The Boy and His Ribbon (The Ribbon Duet 1) - Page 102

No other kiss compared.

No other intimate moment existed.

This simple faultless, guiltless, sinless kiss was everything.

My hands came up, seeking to touch, to stroke, to claim.

My fingers met long, soft hair.

I opened my mouth to deepen the virginal affection.

But then a noise interrupted the purity.

A sound that wrenched me from the dream world, yanked me off my knees, and hurled me into an existence that was no longer fantasy but pure fucking hell.

Della bent over me in the gloom of our bedroom. Her hair was tangled in my fist, lips wet from mine, eyes as wide as blue moons, and her face as gorgeous as untouched snow.

No.

“Stop!” I shoved her away, my fingers burning as if I’d touched acid, my mouth twisting as if I’d ingested poison.

She stumbled backward, landing on her ass between our two single beds. Her nightgown rose up her legs, flashing me white underwear and cream-colored thighs.

I almost retched.

What the hell happened?

My body trembled so bad, I scrambled twice for my sheets before I was able to tear them away and leap out of bed. Standing over her, I gripped my hair with terrified hands, and barked with horrified rage, “What the fuck do you think you were doing?”

How could I do this?

How could I sleep through something so sick and twisted and wrong?

How could she do this?

What the hell happened?

“Della! Speak to me!”

I was a trapped animal wanting to slaughter something for having the one person I loved more than anything be the entire reason I’d just lost everything.

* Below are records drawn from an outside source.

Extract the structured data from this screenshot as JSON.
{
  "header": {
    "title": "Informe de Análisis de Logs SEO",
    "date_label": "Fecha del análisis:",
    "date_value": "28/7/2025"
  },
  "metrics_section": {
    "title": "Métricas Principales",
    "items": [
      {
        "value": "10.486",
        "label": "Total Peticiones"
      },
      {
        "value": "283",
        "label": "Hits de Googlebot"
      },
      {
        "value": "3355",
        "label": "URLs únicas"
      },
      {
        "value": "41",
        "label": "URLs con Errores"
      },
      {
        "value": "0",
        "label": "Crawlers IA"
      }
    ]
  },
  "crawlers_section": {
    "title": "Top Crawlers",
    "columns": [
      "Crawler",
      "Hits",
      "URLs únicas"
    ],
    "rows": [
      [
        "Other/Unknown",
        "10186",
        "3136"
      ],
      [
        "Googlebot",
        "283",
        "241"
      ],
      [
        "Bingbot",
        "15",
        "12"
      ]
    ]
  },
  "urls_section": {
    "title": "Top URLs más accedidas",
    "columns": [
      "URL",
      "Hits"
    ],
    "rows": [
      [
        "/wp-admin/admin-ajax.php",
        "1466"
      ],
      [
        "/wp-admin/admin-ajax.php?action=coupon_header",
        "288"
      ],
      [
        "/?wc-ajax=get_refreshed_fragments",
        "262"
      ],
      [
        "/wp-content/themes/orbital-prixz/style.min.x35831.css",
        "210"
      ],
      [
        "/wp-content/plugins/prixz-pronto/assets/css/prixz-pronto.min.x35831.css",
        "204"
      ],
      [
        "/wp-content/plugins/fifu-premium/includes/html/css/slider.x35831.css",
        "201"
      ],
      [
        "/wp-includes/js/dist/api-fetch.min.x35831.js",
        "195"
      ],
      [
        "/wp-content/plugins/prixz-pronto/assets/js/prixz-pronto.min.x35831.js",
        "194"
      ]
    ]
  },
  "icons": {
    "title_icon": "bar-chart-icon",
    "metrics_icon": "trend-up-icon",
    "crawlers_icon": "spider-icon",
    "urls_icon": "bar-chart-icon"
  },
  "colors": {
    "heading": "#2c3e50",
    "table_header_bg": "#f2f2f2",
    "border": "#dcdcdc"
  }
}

Pacing before her, I had to get out of there before I did something I’d regret.

Wrenching open the door, I bolted into the stable and charged down the barn.

The scramble of feet and the flurry of mistake chased me. “Ren!”

I spun and swooped on her, grabbing her bicep, digging my fingernails in as hard as I could. She’d fucking gutted me. If I hurt her half as much, it still wouldn’t be enough.

“Why?” I roared. “Why did you fucking have to do that?!”

Tears sprouted from her eyes. She tried to hold my gaze but couldn’t match my fury. She stared at my bare chest as rivers spilled down her cheeks. “I’m sorry. I’m so sorry. I-I don’t know what I was thinking.”

I shook her. “You weren’t thinking. That was the problem.” I wanted an explanation. I needed it. Now. Before I went insane.

Was she sleep-walking? Was it involuntary? Perhaps a dare or something just as stupid but understandable thanks to teenage guts and idiotic attempts.

Shoving her away, I wiped my hands on my pants, desperate to get rid of the feel of her. The chilliness of her arms reminded me she’d stood over me, fucking kissing me, instead of snug and innocent in her bed. I rubbed my mouth, mad with the need to delete her golden taste.

I wanted to vomit.

I should stick my fingers down my throat and retch all over the cobblestones because that was the only way to get the devil out from inside me.

Della collapsed on the floor, her hands fisting her nightgown, her face bowed behind curtains of blonde.

She sobbed.

She begged.

And I couldn’t do a damn thing.

I couldn’t console her even though every tear cracked open my ribcage and took a pitchfork to my bleeding heart.

I couldn’t hug her even though her quaking shoulders buckled my knees and ordered me to fall before her.

I couldn’t do anything I would normally do because she’d just ruined everything normal.

Sudden tears filled my own eyes.

Shock and horror and the knowledge that we could never sleep in the same room.

That we could never return to age of innocence after this.

That it was over.

All of it.

“You ruined everything, Little Ribbon.” My voice broke. “Everything.”

She nodded furiously, gulping back tears, tripping over herself to explain. “I’m sorry. Cassie and I were talking about kissing, and I said I’d never been kissed, and I just thought about you and how much I love you and how nice it would be to share my first kiss with someone I love and how I know you’d never hurt me and I just wanted to know. I wanted to know, Ren. I’m sorry!” She crawled toward me, her white nightgown growing grey with dust and dirt. “I’m so sorry! It was wrong. I won’t do it again. I promise. Please…please say you’ll forgive me. Please!”

She reached for my ankles just as the barn door swung wide, and Cassie strode inside with her arms wrapped around her pink dressing gown and her hair mussed from sleep. “I heard noises. What happened?” Her gaze landed on Della collapsed before me, then to me with a rogue tear decorating my cheek and the aura of brokenness littered around us.

Della’s sobs turned louder as she buried her face in her hands. “No! Go away! You ruined everything!”

Cassie’s face, normally so trusting and up for anything, turned black with suspicion. “What did you do, Ren?”